The Obama administration only shuttered Bush’s anti-porn projects in 2011, both because they were not interested in moralistic crackdowns and because the initiatives were not very effective. (It’s increasingly hard, in the high internet era, to draw lines around communities and prove that a piece of porn is definitively shocking and offensive to the average person in a group.) But the memory of these crackdown has put serious barriers on aughts-style outré adult experimentation.
Free porn tubes also started to crop up in the mid-aughts, rapidly eroding porn’s consumer base, leaving ever less room for random, potentially expensive ideas that may not fly with consumers, and creating ever more pressure to pump out a lot of content that creators know will do well with their paying fans.

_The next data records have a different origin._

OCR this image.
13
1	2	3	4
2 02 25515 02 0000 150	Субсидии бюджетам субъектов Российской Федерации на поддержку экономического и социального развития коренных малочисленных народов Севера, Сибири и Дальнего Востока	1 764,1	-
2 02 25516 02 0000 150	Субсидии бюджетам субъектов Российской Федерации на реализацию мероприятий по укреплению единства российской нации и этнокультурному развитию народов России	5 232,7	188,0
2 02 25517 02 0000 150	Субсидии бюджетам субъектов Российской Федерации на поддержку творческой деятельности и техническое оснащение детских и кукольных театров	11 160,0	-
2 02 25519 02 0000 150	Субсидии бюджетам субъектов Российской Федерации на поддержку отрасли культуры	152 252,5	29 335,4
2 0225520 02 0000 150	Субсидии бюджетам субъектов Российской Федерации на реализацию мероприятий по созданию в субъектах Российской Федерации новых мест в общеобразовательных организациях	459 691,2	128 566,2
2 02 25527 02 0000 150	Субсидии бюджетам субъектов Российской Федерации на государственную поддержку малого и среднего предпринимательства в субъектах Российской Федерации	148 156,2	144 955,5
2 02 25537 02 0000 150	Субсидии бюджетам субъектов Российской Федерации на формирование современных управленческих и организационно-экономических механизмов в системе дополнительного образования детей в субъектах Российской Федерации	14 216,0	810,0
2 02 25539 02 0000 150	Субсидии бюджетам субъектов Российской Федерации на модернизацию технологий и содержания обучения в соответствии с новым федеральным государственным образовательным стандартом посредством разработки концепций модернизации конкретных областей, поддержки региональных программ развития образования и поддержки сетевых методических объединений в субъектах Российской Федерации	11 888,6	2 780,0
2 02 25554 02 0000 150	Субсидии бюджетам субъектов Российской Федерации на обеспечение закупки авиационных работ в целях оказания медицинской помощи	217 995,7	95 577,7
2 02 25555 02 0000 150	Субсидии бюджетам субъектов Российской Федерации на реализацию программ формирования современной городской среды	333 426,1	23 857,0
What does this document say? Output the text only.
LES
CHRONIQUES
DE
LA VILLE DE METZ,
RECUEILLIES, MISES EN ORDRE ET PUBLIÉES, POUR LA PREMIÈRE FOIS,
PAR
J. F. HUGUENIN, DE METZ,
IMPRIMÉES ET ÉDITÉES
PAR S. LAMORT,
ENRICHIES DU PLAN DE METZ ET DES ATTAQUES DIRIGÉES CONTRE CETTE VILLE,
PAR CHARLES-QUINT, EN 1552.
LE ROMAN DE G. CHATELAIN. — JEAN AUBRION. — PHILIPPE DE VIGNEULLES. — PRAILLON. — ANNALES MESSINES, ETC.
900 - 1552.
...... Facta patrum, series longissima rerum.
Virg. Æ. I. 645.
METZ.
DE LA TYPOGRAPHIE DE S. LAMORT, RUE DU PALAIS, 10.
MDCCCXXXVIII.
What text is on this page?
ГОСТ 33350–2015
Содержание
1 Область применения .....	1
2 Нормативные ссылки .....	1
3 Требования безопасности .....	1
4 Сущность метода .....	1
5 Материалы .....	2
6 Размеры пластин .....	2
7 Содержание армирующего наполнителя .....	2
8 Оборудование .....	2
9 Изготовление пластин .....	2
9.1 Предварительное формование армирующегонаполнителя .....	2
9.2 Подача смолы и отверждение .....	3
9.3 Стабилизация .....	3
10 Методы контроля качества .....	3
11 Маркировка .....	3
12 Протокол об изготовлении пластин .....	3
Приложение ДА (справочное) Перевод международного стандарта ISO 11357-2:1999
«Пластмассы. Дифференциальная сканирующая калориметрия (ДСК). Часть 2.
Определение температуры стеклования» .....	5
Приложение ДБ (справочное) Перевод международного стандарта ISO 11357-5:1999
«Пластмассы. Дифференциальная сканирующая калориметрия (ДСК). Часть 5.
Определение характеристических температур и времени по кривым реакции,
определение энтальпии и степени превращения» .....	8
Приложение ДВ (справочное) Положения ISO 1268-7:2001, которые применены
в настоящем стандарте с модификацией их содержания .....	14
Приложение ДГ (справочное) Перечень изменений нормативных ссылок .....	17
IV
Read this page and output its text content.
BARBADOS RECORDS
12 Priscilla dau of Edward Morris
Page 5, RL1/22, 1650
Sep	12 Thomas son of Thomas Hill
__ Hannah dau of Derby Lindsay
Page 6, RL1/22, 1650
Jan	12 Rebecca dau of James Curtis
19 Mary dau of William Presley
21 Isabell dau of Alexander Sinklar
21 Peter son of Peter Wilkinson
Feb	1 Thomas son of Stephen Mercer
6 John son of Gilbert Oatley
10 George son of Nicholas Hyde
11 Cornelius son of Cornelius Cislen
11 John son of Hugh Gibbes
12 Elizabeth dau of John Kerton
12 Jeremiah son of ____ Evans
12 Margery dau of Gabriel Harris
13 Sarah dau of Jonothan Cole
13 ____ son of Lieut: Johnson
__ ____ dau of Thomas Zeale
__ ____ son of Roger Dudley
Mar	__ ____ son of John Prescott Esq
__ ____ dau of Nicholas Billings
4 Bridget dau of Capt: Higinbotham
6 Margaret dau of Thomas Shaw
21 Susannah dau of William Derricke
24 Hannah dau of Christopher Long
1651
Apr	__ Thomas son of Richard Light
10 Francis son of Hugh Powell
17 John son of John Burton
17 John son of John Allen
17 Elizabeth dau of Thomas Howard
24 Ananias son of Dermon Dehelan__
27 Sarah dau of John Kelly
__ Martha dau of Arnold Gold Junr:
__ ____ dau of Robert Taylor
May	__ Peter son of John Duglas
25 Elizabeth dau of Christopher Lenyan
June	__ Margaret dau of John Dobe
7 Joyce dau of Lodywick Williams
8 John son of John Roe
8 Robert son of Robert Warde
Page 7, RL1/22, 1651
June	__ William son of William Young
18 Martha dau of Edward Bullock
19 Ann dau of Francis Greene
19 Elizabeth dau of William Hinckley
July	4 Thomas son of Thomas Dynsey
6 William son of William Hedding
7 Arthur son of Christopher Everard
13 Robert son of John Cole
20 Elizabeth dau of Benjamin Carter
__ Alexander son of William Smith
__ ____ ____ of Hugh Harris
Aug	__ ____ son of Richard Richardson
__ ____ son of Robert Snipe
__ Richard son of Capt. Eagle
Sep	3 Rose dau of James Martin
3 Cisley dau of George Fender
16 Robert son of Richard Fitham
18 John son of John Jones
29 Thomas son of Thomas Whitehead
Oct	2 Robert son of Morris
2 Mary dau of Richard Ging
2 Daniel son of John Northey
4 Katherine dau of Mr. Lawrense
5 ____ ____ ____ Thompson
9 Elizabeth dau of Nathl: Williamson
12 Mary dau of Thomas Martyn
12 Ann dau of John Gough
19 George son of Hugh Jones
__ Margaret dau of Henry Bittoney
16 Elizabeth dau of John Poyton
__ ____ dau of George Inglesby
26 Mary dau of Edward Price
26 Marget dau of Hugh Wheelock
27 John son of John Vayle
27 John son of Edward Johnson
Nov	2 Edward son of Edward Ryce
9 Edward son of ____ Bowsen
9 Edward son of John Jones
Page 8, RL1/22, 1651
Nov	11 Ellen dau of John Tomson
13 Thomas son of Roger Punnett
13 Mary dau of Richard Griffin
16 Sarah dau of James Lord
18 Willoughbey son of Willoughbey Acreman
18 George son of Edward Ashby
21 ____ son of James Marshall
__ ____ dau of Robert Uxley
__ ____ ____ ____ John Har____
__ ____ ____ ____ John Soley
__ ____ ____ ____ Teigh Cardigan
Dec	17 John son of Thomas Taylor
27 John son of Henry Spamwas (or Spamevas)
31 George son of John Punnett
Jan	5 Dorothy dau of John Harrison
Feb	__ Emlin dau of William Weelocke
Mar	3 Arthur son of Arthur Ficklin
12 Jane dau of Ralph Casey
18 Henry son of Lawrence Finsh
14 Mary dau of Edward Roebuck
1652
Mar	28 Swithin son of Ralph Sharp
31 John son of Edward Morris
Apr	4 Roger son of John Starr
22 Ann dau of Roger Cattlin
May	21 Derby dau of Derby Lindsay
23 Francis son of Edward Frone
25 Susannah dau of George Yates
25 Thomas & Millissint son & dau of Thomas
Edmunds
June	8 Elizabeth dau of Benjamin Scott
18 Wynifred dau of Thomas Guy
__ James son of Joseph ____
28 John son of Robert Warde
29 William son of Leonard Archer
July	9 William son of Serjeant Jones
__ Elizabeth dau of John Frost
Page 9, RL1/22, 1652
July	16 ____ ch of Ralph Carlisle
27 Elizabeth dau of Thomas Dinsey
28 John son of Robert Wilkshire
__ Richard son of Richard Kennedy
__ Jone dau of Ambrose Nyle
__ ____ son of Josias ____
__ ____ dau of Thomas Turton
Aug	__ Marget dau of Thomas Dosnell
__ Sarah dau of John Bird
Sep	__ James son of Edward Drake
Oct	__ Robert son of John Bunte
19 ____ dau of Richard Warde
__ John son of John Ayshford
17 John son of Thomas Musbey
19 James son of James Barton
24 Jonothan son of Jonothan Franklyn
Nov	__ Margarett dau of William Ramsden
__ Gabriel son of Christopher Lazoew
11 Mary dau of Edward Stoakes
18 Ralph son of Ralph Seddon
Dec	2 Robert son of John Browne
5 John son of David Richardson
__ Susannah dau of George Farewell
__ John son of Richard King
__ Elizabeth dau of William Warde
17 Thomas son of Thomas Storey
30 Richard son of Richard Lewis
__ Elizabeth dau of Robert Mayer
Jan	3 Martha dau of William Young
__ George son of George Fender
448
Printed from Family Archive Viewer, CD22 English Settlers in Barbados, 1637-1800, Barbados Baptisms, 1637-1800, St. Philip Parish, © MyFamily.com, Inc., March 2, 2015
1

By 2008, Mike said, “I felt like a total outsider again, for the first time in many years — like I was somehow alienated in this porn land of misfits who were themselves alienated from the rest of the world” because no one wanted to embrace his ethos, or his content, anymore. He was also exhausted and demoralized after his trials, which he believes cost him his marriage of 25 years. “I’d had enough public anything to last a lifetime,” he says. “I wanted to go somewhere small and quiet so I wouldn’t be attacked anymore.” He left L.A. in 2009 and has largely severed his ties to the adult industry, save for his continued sales of items from his back catalogue.
“I feel like I did a good thing,” he says, by acting as a boundary-pusher and an adult trendsetter, as well as by defending his and others’ free speech rights to make whatever kind of content — no matter how bizarre or brutal — they like. To him, that right is at the heart of what it means to be an American. “And maybe I’m only a hero in my own head,” he adds. “But I can live with that.”
The lexicon lives on
Even though the era of punk experimentation and pornographic stunt arms races that brought extreme terms into popular consciousness has drawn to a close, porn still shapes sexual dialogue. In 2017, the writer Maureen O’Connor prominently labeled Pornhub “the Kinsey Report of our time,” for its ability (as an increasingly mainstream-acceptable platform) to introduce us to new sexual concepts and set the tone of tawdry discussions. That same year, fake celebrity porn brought the term “deepfake” into the public conscience.
However, now the terminology it introduces us to flows from high capitalism. Porn’s language and imagery increasingly reflects, refracts and reifies not the most inventive, but the most safely profitable content. It’s the pure and polar opposite of everything Mike and his punk pals wanted to explore within the fringe world of porn. Mike is the first person to stress that this doesn’t mean modern porn, and all its terms and tropes, is bad. It’s just not his home anymore.
“I saw the death of what I thought porn really was,” he says. “I have no passion for it anymore.”